South Africa has increased its minimum wage to N126,480 per month at a time Nigeria is struggling for a N30, 000 minimum wage.
President of South Africa Cyril Ramaphosa said the wage, which would come into effect January 1, 2019, would benefit about six million workers that currently earn R3,700 (N97,495).
One South African Rand exchanges for N26.35. This means South African workers would be earning N527 per hour: N4,216 per day and N126,480 per month. Their Nigerian counterparts currently earn N75 per hour, which is N600 per day (at eight working hours per day) and N18,000 per month.
Paid N30,000 as minimum wage, Nigerian workers would be earning N125 per hour or N1,000 per day, which amounts to N30,000 monthly.
Meanwhile, the Nigeria Labour Congress (NLC) on Monday urged President Muhamadu Buhari to expedite action on the proposed N30.000 new minimum wage by transmitting an executive bill to the National Assembly.
NLC President, Comrade Ayuba Wabba, said the delay in acting on the proposed N30.000 minimum wage report submitted to President Buhari by the National Minimum Wage Tripartite Committee was stretching workers’ patience to its limits.
The Tripartite Committee put in place by the President to review the National Minimum wage had presented its report to the president two weeks ago, recommending an upward review from the current N18000 to N30,000.
State governors are however insisting that they lack resources to pay the proposed N30,000.
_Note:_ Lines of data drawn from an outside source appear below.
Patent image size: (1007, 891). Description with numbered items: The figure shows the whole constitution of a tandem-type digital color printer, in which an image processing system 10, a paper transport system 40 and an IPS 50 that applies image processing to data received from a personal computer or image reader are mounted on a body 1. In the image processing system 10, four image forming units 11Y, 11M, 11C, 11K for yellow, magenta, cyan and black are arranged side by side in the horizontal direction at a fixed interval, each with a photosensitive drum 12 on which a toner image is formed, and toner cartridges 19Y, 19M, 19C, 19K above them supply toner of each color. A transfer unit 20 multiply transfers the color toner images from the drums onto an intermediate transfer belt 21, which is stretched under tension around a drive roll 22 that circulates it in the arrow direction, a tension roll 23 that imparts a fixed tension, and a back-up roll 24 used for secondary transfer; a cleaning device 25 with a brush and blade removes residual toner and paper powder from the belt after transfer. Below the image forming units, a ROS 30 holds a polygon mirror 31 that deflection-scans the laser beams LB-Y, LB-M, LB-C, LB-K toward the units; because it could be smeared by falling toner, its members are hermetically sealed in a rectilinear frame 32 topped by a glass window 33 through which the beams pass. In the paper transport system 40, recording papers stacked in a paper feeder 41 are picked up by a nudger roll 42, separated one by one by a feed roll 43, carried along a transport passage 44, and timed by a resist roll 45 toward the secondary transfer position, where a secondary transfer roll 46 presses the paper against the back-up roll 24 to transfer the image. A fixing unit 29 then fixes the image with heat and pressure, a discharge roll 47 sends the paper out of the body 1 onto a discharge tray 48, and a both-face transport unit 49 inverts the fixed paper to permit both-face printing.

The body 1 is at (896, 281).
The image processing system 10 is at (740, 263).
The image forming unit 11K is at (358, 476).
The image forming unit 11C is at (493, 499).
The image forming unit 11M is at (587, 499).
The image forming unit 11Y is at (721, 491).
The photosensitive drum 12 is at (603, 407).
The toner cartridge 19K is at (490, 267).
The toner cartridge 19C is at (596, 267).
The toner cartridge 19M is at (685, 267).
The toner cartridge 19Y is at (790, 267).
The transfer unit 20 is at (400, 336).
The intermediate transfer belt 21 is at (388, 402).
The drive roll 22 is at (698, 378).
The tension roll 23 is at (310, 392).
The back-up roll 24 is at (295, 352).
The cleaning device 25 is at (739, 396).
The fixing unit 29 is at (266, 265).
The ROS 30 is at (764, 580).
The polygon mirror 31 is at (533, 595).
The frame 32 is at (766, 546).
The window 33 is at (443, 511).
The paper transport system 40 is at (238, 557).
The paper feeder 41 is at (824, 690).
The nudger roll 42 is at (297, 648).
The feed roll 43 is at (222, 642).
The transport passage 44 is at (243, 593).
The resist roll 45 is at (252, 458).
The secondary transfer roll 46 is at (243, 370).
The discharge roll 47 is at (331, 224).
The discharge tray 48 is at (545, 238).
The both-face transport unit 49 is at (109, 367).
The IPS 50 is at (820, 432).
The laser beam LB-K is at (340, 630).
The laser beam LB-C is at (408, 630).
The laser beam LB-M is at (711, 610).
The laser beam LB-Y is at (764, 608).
Speaking at this year’s Harmattan School of the Congress holding in Abuja, Comrade Wabba said workers were now running out of patience on the implementation of the new wage.
He described as unfortunate the position of some governors who were opposed to the N30.000 new minimum wage, but were spending billions of dollars in the name of security votes which they could not account for.
He also faulted claims that the proposed minimum wage would cause inflation.
Butressing his point, Wabba said in 2008, the salaries of political officeholders were increased by 800 percent but it didn’t cause inflation.
He wondered why a mere N30,000 for workers would cause inflation.
“We don’t know why the president has not transmitted an executive bill on the report of the tripartite committee to the National Assembly for an enactment into law, because workers’ patience is running out,” he said .
Regarding the position taken by the Nigerian Governors’ Forum, Wabba said: “We have maintained that any governor that said he can’t pay the N30,000 should go to his state, gather workers and tell them. They are spending billions of dollars in the name of security votes but once it comes to payment of N30,000 minimum wage, they are saying workers are just 20 per cent.
“How can they say that? Without workers, which include health workers, police, army and others, most politicians can’t sleep. Minimum wage is not a favour but a right of a worker because the law states that after 30days, a labourer deserves his wage.”
The NLC President also said that labour would press on for the payment of two years arrears since the Act stipulates that the national minimum wage shall be reviewed every five years.
Labour movement had maintained that the National Minimum Wage Act 2011 was due for review in 2016.